In the current version, CrusTF contains 131,941 and 8502 TFs of crustacean species from transcriptomes and GenBank, respectively. They are classified into 63 TF families according to the DBDs or DBD combinations detected in their sequences (Fig. 2). Detailed information of TF families are listed in and Additional file 1: Table S5. Many TF families that are prevalently detected in metazoans were detected in most crustaceans. Interestingly, crustaceans have distinct patterns of TF family composition when compared to other animals (Fig. 2). Several TFs families, such as families with Zinc finger CCCH domain and BED zinc finger, show extensive expansion in crustaceans. Some TF families with distinct DBD combinations may represent putative TFs unique to this animal group and have not been characterized in other TF databases (Fig. 2). Users can browse the TFs of a certain TF family by selecting it from the TF family list. And they can also download all TF sequences of a family from a species of interest or all crustacean species in the “Download” page.

Fig. 2
figure 2

TF families in crustaceans compared to those in other animals. Colors in the figure show the percentage of TFs in each TF family over all predicted TFs in a species (white, <1%; yellow to green, 1–100%). Each row is a species and each column is a TF family.
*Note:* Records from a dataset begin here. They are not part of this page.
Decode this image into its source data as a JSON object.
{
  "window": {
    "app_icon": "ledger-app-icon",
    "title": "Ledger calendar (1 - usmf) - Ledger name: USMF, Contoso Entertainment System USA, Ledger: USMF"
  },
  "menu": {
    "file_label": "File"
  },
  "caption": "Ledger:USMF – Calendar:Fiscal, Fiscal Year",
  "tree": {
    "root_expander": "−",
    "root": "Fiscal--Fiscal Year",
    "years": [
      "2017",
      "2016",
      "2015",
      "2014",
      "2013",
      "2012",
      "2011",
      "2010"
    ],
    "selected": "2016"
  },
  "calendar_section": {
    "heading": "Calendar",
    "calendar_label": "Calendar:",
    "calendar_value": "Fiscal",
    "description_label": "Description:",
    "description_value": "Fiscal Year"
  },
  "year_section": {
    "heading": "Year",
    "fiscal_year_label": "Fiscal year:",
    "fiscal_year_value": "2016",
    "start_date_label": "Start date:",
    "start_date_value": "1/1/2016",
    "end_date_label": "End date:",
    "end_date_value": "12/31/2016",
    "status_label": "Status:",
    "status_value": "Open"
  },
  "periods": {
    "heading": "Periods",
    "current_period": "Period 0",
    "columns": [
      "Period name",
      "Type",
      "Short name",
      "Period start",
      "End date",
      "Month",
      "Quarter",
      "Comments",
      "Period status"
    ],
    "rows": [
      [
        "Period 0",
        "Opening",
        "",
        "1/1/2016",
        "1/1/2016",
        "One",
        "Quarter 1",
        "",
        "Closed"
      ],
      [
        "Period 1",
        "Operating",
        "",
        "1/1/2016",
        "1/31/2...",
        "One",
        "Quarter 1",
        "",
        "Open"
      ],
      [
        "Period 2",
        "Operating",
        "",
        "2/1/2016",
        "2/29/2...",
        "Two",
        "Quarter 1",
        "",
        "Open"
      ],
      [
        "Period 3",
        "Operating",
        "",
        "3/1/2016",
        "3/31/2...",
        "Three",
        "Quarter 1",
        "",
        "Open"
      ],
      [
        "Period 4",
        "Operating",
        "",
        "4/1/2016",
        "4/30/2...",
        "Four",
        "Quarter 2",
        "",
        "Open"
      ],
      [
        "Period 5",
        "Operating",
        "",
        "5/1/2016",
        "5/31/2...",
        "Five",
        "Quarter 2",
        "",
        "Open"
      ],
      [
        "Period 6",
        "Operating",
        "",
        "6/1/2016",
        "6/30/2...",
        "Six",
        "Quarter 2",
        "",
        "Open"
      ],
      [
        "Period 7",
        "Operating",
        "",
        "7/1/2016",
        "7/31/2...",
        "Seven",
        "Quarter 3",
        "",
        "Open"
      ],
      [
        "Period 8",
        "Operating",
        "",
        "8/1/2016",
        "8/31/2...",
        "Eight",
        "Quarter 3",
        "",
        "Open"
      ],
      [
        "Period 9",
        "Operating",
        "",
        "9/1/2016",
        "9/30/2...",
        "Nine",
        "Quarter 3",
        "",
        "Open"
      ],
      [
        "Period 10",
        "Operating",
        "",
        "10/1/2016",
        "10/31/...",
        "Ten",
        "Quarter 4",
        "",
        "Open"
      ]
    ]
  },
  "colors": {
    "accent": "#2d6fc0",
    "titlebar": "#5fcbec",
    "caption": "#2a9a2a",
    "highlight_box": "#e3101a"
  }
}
Side bar highlights the taxa. Many TF families on the left that are prevalently detected in metazoans were detected in most crustaceans. Several TFs families, such as families with Zinc finger CCCH domain (CCCH ZF) and BED zinc finger (BED ZF), show extensive expansion in crustaceans. Some TF families with distinct DBD combinations may represent putative TFs unique to this animal group and have not been characterized in other TF databases

To facilitate the users to understand the phylogenetic relationships among crustacean DBDs and DBDs from other animals, the phylogenetic tree of each DBD type is available in the “Trees” page. These trees visualize the phylogenetic relationships among DBDs from our 170 crustaceans and 117 other animals of 9 phyla from Porifera to Chordata. Based on the phylogenetic relationships of DBDs, CrusTF has inferred the DNA binding motif for each TF from their closest TFs with motifs derived from experimental studies. Users can browse the motif information on the web page of each TF and download the motifs for further prediction of downstream targets.

Conclusion

In summary, CrusTF is the first TF database derived from transcriptome data. It uncovers the specific pattern of the transcriptional regulatory system of crustaceans and the diversity of TFs in this important group of animals. This database will constitute a key resource for the research community of crustacean biology and evolutionary biology. Given the importance of TF information in functional studies on transcriptional regulatory systems of crustaceans, it will facilitate the research works on growth, reproduction, and development of crustaceans, and subsequently benefit studies on crustacean fisheries, aquaculture, biodiversity conservation and environmental protection.